There is no consistency to the film's art style either. At one moment the film is playing cowboys and Indians, then cowboys and aliens (it was going to come up eventually) then opting to mix time periods together. People are flying around on these airships dressed what looks like Roman soldiers. Why? There are even some gladiatorial references as the aliens seem to be a barbaric lot that enjoy public spectacle. If they were cinemagoers that might enjoy a film like John Carter and perhaps make more sense of it. On top of all this the characters, announcers rather, are incredibly elusive, particular Mark Strong. They are unaided  by paper thin characterisation. Physicality aside, John Carter is not much of a hero because he favours growling over genuine personality but this is less important when Dejah is introduced as she is far more active and driven than most female characters of this kind, which is pleasing. Dominic West is still yet to find a cinematic vehicle that gives him the same level of charisma and hilarious smugness as his character in The Wire.

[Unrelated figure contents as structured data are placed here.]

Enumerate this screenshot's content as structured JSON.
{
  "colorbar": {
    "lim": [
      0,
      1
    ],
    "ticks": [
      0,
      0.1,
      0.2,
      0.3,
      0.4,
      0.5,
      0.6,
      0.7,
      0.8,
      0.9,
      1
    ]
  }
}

A lot of his talents go to waste here when he could have had a lot of fun as the villain. On the plus side the film looks great, though in no part thanks to the 3D. Once again the extra dimension servers to line the pockets of Hollywood, rather than adding anything significant on the screen. It suffers particularly in the dark scenes because the glasses absorb any of the light from the screen. But at least the large open plains look outstanding when the film is in its cowboys faze, with high contrast lighting giving warmth and some visible depth to the screen. Superior animation also gives the creatures both expression and weight too. If I had to use my film critics powers of analyse and deduction, I would say that at its core the film is about the timeless nature of global conflicts, shared between man and...never mind, let's just cut to another spaceship blowing up.